Weeki Wachee is a popular getaway that provides up-close encounters with natural wildlife. This beautiful river is often home to manatees as well as other popular animals, and it remains more or less unspoiled due to conservation efforts and strict usage rules. Note that walk-ins are never permitted on this popular river.

Pros

  • It doesn’t take long to reach Weeki Wachee from popular cities such as Orlando.
  • Self-guided options and tours are both available on this river.

Cons

  • This option is one of the most popular natural destinations in Florida and is always crowded.
  • There are no disposables permitted on the river—including soda cans and water bottles.
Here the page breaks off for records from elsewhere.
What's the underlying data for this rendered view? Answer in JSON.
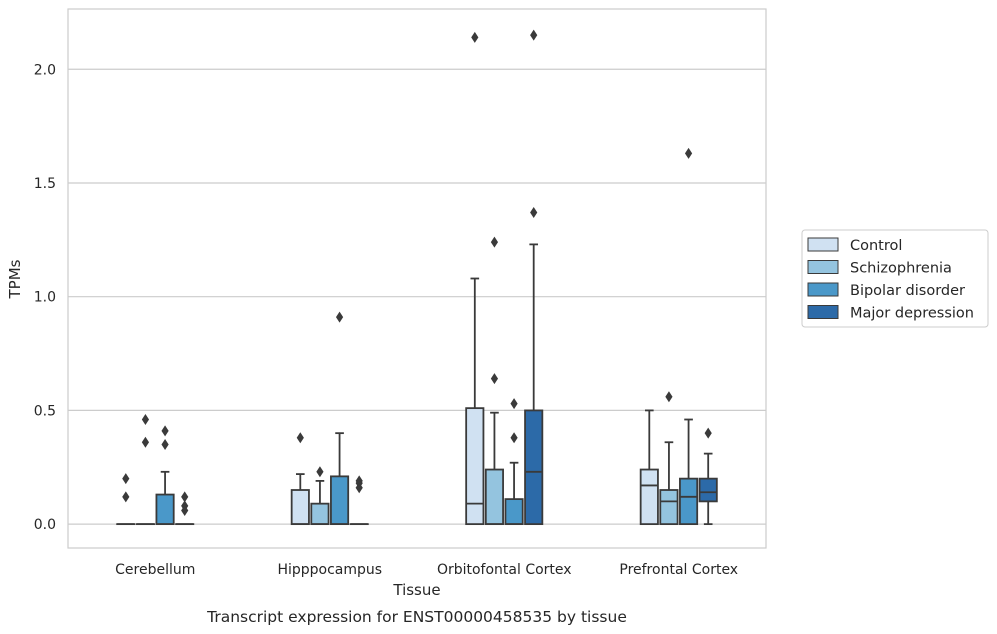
{
  "chart_data": {
    "type": "box",
    "xlabel": "Tissue",
    "ylabel": "TPMs",
    "caption": "Transcript expression for ENST00000458535 by tissue",
    "categories": [
      "Cerebellum",
      "Hipppocampus",
      "Orbitofontal Cortex",
      "Prefrontal Cortex"
    ],
    "yticks": [
      0.0,
      0.5,
      1.0,
      1.5,
      2.0
    ],
    "ytick_labels": [
      "0.0",
      "0.5",
      "1.0",
      "1.5",
      "2.0"
    ],
    "ylim": [
      -0.105,
      2.265
    ],
    "grid": "horizontal",
    "legend_position": "right",
    "colors": {
      "Control": "#d0e1f2",
      "Schizophrenia": "#94c4df",
      "Bipolar disorder": "#4a98c9",
      "Major depression": "#2c6aa8",
      "box_edge": "#3a3a3a",
      "grid": "#cccccc",
      "frame": "#cccccc"
    },
    "series": [
      {
        "name": "Control",
        "boxes": [
          {
            "q1": 0.0,
            "median": 0.0,
            "q3": 0.0,
            "whislo": 0.0,
            "whishi": 0.0,
            "fliers": [
              0.12,
              0.2
            ]
          },
          {
            "q1": 0.0,
            "median": 0.0,
            "q3": 0.15,
            "whislo": 0.0,
            "whishi": 0.22,
            "fliers": [
              0.38
            ]
          },
          {
            "q1": 0.0,
            "median": 0.09,
            "q3": 0.51,
            "whislo": 0.0,
            "whishi": 1.08,
            "fliers": [
              2.14
            ]
          },
          {
            "q1": 0.0,
            "median": 0.17,
            "q3": 0.24,
            "whislo": 0.0,
            "whishi": 0.5,
            "fliers": []
          }
        ]
      },
      {
        "name": "Schizophrenia",
        "boxes": [
          {
            "q1": 0.0,
            "median": 0.0,
            "q3": 0.0,
            "whislo": 0.0,
            "whishi": 0.0,
            "fliers": [
              0.36,
              0.46
            ]
          },
          {
            "q1": 0.0,
            "median": 0.0,
            "q3": 0.09,
            "whislo": 0.0,
            "whishi": 0.19,
            "fliers": [
              0.23
            ]
          },
          {
            "q1": 0.0,
            "median": 0.0,
            "q3": 0.24,
            "whislo": 0.0,
            "whishi": 0.49,
            "fliers": [
              0.64,
              1.24
            ]
          },
          {
            "q1": 0.0,
            "median": 0.1,
            "q3": 0.15,
            "whislo": 0.0,
            "whishi": 0.36,
            "fliers": [
              0.56
            ]
          }
        ]
      },
      {
        "name": "Bipolar disorder",
        "boxes": [
          {
            "q1": 0.0,
            "median": 0.0,
            "q3": 0.13,
            "whislo": 0.0,
            "whishi": 0.23,
            "fliers": [
              0.35,
              0.41
            ]
          },
          {
            "q1": 0.0,
            "median": 0.0,
            "q3": 0.21,
            "whislo": 0.0,
            "whishi": 0.4,
            "fliers": [
              0.91
            ]
          },
          {
            "q1": 0.0,
            "median": 0.0,
            "q3": 0.11,
            "whislo": 0.0,
            "whishi": 0.27,
            "fliers": [
              0.38,
              0.53
            ]
          },
          {
            "q1": 0.0,
            "median": 0.12,
            "q3": 0.2,
            "whislo": 0.0,
            "whishi": 0.46,
            "fliers": [
              1.63
            ]
          }
        ]
      },
      {
        "name": "Major depression",
        "boxes": [
          {
            "q1": 0.0,
            "median": 0.0,
            "q3": 0.0,
            "whislo": 0.0,
            "whishi": 0.0,
            "fliers": [
              0.06,
              0.08,
              0.12
            ]
          },
          {
            "q1": 0.0,
            "median": 0.0,
            "q3": 0.0,
            "whislo": 0.0,
            "whishi": 0.0,
            "fliers": [
              0.16,
              0.18,
              0.19
            ]
          },
          {
            "q1": 0.0,
            "median": 0.23,
            "q3": 0.5,
            "whislo": 0.0,
            "whishi": 1.23,
            "fliers": [
              1.37,
              2.15
            ]
          },
          {
            "q1": 0.1,
            "median": 0.14,
            "q3": 0.2,
            "whislo": 0.0,
            "whishi": 0.31,
            "fliers": [
              0.4
            ]
          }
        ]
      }
    ]
  }
}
Option #15. Wekiwa Springs

Difficulty: Easy
Location: Longwood
Trip Duration: Half-Day or shorter
Notable Landmarks: Rock Springs Run, hiking trails

Rent a kayak and get out on the water without the restrictions of a tour group when you visit Wekiwa Springs. This easy paddle is great for the whole family to enjoy together.

Pros

  • There are options for horseback riding, hiking and more in the State Park.
  • There are food and drink options available within the park as well.

Cons

  • Kayak rentals are first-come, first-served at this very popular destination.
  • This location is often overcrowded with tourists.

Conclusion

What is the best time of year to go kayaking in Florida? In general, it’s a good idea to go during the spring or the fall. At these times, the weather is cooler but still generally warm and sunny, and tourists may not be as prominent as they are in the summer.

Are there any reasons to avoid the peak season? You may want to skip going during the late summer or early fall, as this is also hurricane season. Always pay attention to the weather when scheduling your Florida kayaking vacation.